Jean Petaux : Votre question transpose parfaitement la situation américaine et le "cas Sarandon" que je viens d’évoquer à la situation et au contexte franco-français. Ce rapprochement et la configuration que vous évoquez sont significatifs, l’un et l’autre, d’un affaiblissement considérable du niveau de conscience politique… Il révèle ce qu’à l’occasion d’une autre situation le grand Stefan Zweig a nommé "la confusion des sentiments". C’est bien parce que la société civile française est de plus en plus inculte politiquement parlant, de plus en plus ignorante de l’histoire politique contemporaine que le clivage que vous évoquez peut s’opérer.

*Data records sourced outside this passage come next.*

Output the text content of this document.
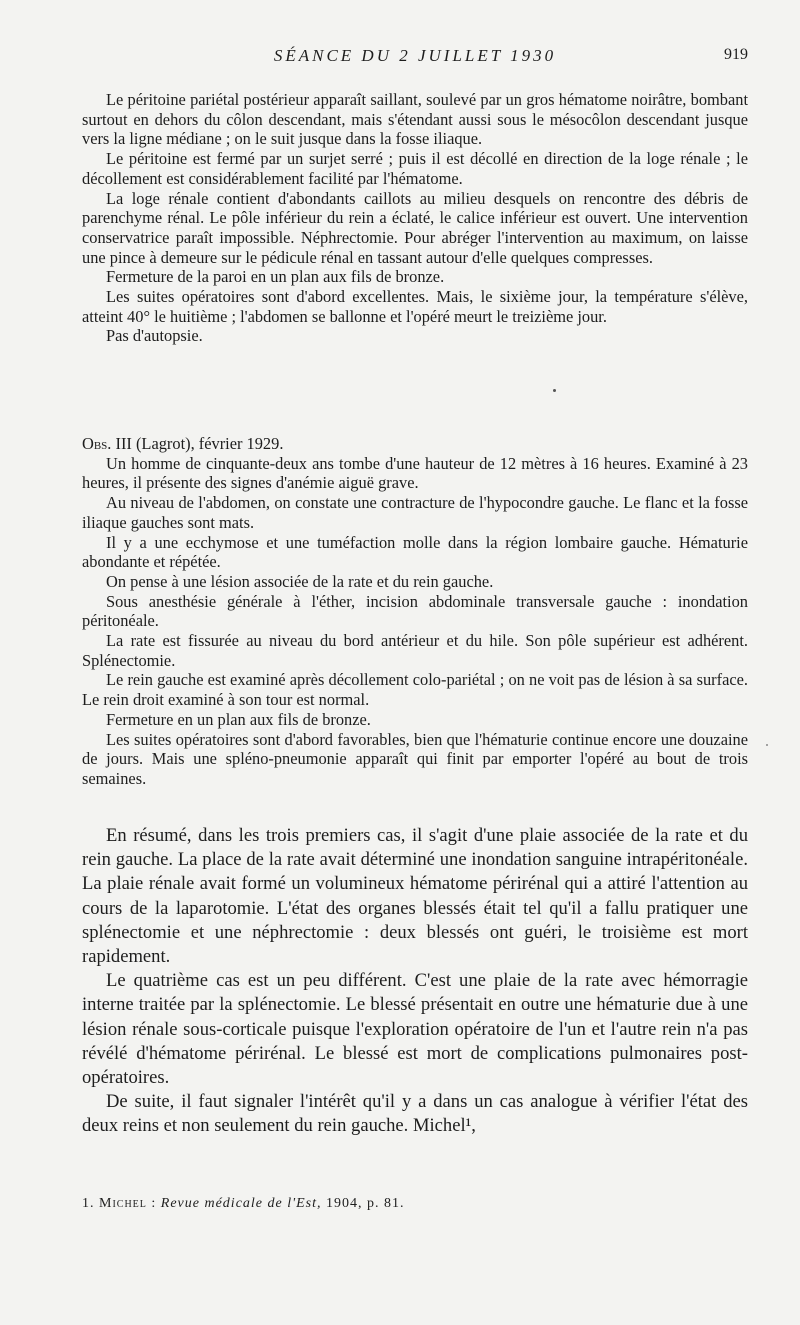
SÉANCE DU 2 JUILLET 1930	919

Le péritoine pariétal postérieur apparaît saillant, soulevé par un gros hématome noirâtre, bombant surtout en dehors du côlon descendant, mais s'étendant aussi sous le mésocôlon descendant jusque vers la ligne médiane ; on le suit jusque dans la fosse iliaque.

Le péritoine est fermé par un surjet serré ; puis il est décollé en direction de la loge rénale ; le décollement est considérablement facilité par l'hématome.

La loge rénale contient d'abondants caillots au milieu desquels on rencontre des débris de parenchyme rénal. Le pôle inférieur du rein a éclaté, le calice inférieur est ouvert. Une intervention conservatrice paraît impossible. Néphrectomie. Pour abréger l'intervention au maximum, on laisse une pince à demeure sur le pédicule rénal en tassant autour d'elle quelques compresses.

Fermeture de la paroi en un plan aux fils de bronze.

Les suites opératoires sont d'abord excellentes. Mais, le sixième jour, la température s'élève, atteint 40° le huitième ; l'abdomen se ballonne et l'opéré meurt le treizième jour.

Pas d'autopsie.

Obs. III (Lagrot), février 1929.

Un homme de cinquante-deux ans tombe d'une hauteur de 12 mètres à 16 heures. Examiné à 23 heures, il présente des signes d'anémie aiguë grave.

Au niveau de l'abdomen, on constate une contracture de l'hypocondre gauche. Le flanc et la fosse iliaque gauches sont mats.

Il y a une ecchymose et une tuméfaction molle dans la région lombaire gauche. Hématurie abondante et répétée.

On pense à une lésion associée de la rate et du rein gauche.

Sous anesthésie générale à l'éther, incision abdominale transversale gauche : inondation péritonéale.

La rate est fissurée au niveau du bord antérieur et du hile. Son pôle supérieur est adhérent. Splénectomie.

Le rein gauche est examiné après décollement colo-pariétal ; on ne voit pas de lésion à sa surface. Le rein droit examiné à son tour est normal.

Fermeture en un plan aux fils de bronze.

Les suites opératoires sont d'abord favorables, bien que l'hématurie continue encore une douzaine de jours. Mais une spléno-pneumonie apparaît qui finit par emporter l'opéré au bout de trois semaines.

En résumé, dans les trois premiers cas, il s'agit d'une plaie associée de la rate et du rein gauche. La place de la rate avait déterminé une inondation sanguine intrapéritonéale. La plaie rénale avait formé un volumineux hématome périrénal qui a attiré l'attention au cours de la laparotomie. L'état des organes blessés était tel qu'il a fallu pratiquer une splénectomie et une néphrectomie : deux blessés ont guéri, le troisième est mort rapidement.

Le quatrième cas est un peu différent. C'est une plaie de la rate avec hémorragie interne traitée par la splénectomie. Le blessé présentait en outre une hématurie due à une lésion rénale sous-corticale puisque l'exploration opératoire de l'un et l'autre rein n'a pas révélé d'hématome périrénal. Le blessé est mort de complications pulmonaires post-opératoires.

De suite, il faut signaler l'intérêt qu'il y a dans un cas analogue à vérifier l'état des deux reins et non seulement du rein gauche. Michel¹,

1. Michel : Revue médicale de l'Est, 1904, p. 81.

Le choix de tel ou tel candidat ne répondrait pas de critères "objectivables" (quels choix politiques en matière d’éducation, de santé, de défense et de sécurité, de politique économique ou étrangère…) mais relèverait bien plutôt du refus de tel ou tel autre candidat. Dès lors, les propositions importent peu, ce qui compte c’est essentiellement de "sortir les sortants". Ce slogan, la France l’a connu et l’a entendu, c’était en 1956 et c’était le slogan des poujadistes alignés derrière la figure de leur leader populiste Pierre Poujade (dont Jean-Marie Le Pen fut le plus jeune député élu au Palais-Bourbon à l’âge de 28 ans). C’est un slogan qui n’a aucun contenu programmatique, son alpha et son oméga sont concentrés en une même "unité acte" : renverser le système. En ce sens, toutes les alliances opportunistes peuvent ainsi se nouer. La coalition des "antis" devient majoritaire, sans, aucunement, que ceux-ci soient d’accord sur le contenu alternatif proposé puisqu’ils n’ont besoin de l’être que sur un seul élément : "retourner la table"…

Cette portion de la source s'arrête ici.